Take a movie that you watched recently or just think about one of your favourite movies. What comes to your mind? The lead actors? The director? The script? The cinematography? I bet not one of you thought about those beings called the 'extras'. Yes, the ones who does the bit roles, the blink and miss ones. The watchman who had just one line in the whole movie, the lady serving tea at the restaurant, the gardener who delivers roses for the romantic lead lady, the cleaner who gives a smile and 'good morning' to the lead guy, the guy setting up the funeral pyre of a main character, the driver who takes the villain to the climatic scene- not one of them must have come into your memory right now. No, It won't come into mine too. Because they are just the 'extras', just like the embellishments to a wonderful jewellery, the index pages of a classic book, the cotton cloth used to clean a precision camera or just plainly they are people to fill up the screen so that the protagonist can shine delivering his punchlines.

But, are there 'extras' in real life? You, the greatest person in the world(make no mistake about it, most of us think so about ourselves...yes, I do), sees so many of them around you as extras. Whatever you might be, self-centric, eccentric, poly-centric or centreless, you must've seen atleast a few people that you came across in your life as 'bit players' or 'extras'. The old lady to whom you asked the way to an obscure location is an extra for you, a tool to know the direction. The driver of the volvo bus you travelled last week is another extra. Same with the guy selling popcorn on the roadside or the cobbler stitching your worn out sports shoe. They are just the bit actors that you need so that you can dazzle the life's stage as the lead actor.

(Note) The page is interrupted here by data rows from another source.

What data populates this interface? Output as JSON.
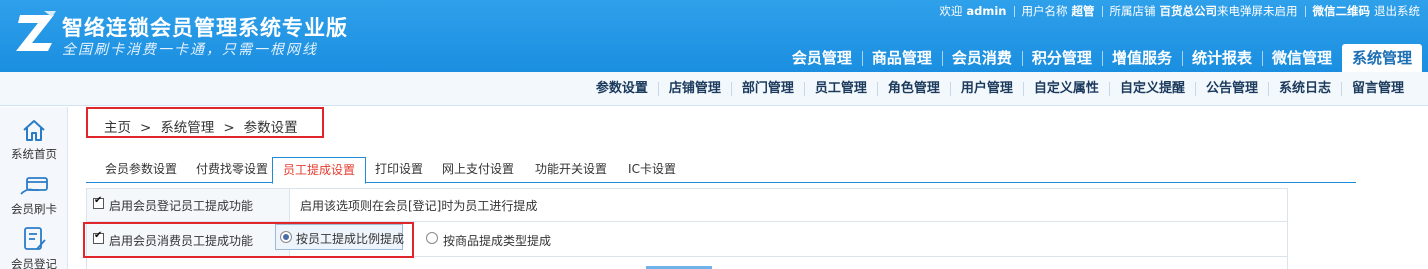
{
  "brand": {
    "title": "智络连锁会员管理系统专业版",
    "slogan": "全国刷卡消费一卡通，只需一根网线"
  },
  "topbar": {
    "welcome": "欢迎",
    "user": "admin",
    "user_name_label": "用户名称",
    "user_name": "超管",
    "store_label": "所属店铺",
    "store": "百货总公司",
    "popup_notice": "来电弹屏未启用",
    "wechat_qr": "微信二维码",
    "logout": "退出系统"
  },
  "main_nav": [
    {
      "label": "会员管理",
      "active": false
    },
    {
      "label": "商品管理",
      "active": false
    },
    {
      "label": "会员消费",
      "active": false
    },
    {
      "label": "积分管理",
      "active": false
    },
    {
      "label": "增值服务",
      "active": false
    },
    {
      "label": "统计报表",
      "active": false
    },
    {
      "label": "微信管理",
      "active": false
    },
    {
      "label": "系统管理",
      "active": true
    }
  ],
  "sub_nav": [
    "参数设置",
    "店铺管理",
    "部门管理",
    "员工管理",
    "角色管理",
    "用户管理",
    "自定义属性",
    "自定义提醒",
    "公告管理",
    "系统日志",
    "留言管理"
  ],
  "sidebar": [
    {
      "label": "系统首页",
      "icon": "home-icon"
    },
    {
      "label": "会员刷卡",
      "icon": "card-swipe-icon"
    },
    {
      "label": "会员登记",
      "icon": "register-icon"
    }
  ],
  "breadcrumb": {
    "home": "主页",
    "level1": "系统管理",
    "level2": "参数设置",
    "separator": ">"
  },
  "tabs": [
    {
      "label": "会员参数设置",
      "active": false
    },
    {
      "label": "付费找零设置",
      "active": false
    },
    {
      "label": "员工提成设置",
      "active": true
    },
    {
      "label": "打印设置",
      "active": false
    },
    {
      "label": "网上支付设置",
      "active": false
    },
    {
      "label": "功能开关设置",
      "active": false
    },
    {
      "label": "IC卡设置",
      "active": false
    }
  ],
  "settings": {
    "register_commission": {
      "label": "启用会员登记员工提成功能",
      "checked": true,
      "description": "启用该选项则在会员[登记]时为员工进行提成"
    },
    "consume_commission": {
      "label": "启用会员消费员工提成功能",
      "checked": true,
      "options": [
        {
          "label": "按员工提成比例提成",
          "selected": true
        },
        {
          "label": "按商品提成类型提成",
          "selected": false
        }
      ]
    }
  },
  "colors": {
    "header_blue": "#1a8ee0",
    "active_tab_text": "#e53c2f",
    "highlight_red": "#e0262a"
  }
}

One moment, before you go into the self congratulatory excercise of being the lead actor on world's stage. Think for one moment from the shoes of one of those extras that were mentioned above. Where do you see yourself? Don't you see an 'extra' in you? The lady, the driver or the cobbler is the lead actor now. You have just an one minute screen space in the movie of their life. From the heights of being the lead actor, you are being relegated into a faceless, nameless bit player. You are just one of the 100 men who stitched their shoes at the cobbler's shop today. You are just one of the thousands whom the volvo bus driver drove from one place to another. You are just a passing nuisance asking for directions, while the old lady was busy enacting the climax of her life. So, who really is the extra and who is the lead actor now?

The fact is that there are no extras in real life. Each one of us is a lead actor, including the plain faced inconsequential characters that you meet in your everyday life. Each one of them is enacting the role of a lifetime. Even the people who plays the 'extras' in films play the lead role in their lives. And, when it comes to these extras's life, Kamal Haasan, Mohanlal or Al Pacino is just an extra. So, there are now 6.781 billion(the world's population as of yesterday) lead actors around the world acting in an equal number of movies. The real good ones go on to win the oscars for lifetime achievement and the real bad ones covet for themselves the razzies for utter failure. Whatever it is, its unimportant. The only important fact is that there is not a single unimportant person on earth. Go and play the lad role of your lives. Put in the performance of your lifetime and make Al Pacino an extra in your life. Also, give me an 'extra' role too. :)

Inspired from a dialogue in the movie 'Synecdoche, New York' by the brilliant Charlie Kauffman(about whom am planning to write a big tribute). The dialogue goes somewhat like this- "I know how to do this play now. There are nearly 13 million people in this world. I mean, can you imagine that many people? And none of those people is an extra. They're all leads in their own stories. And they've to be given their due."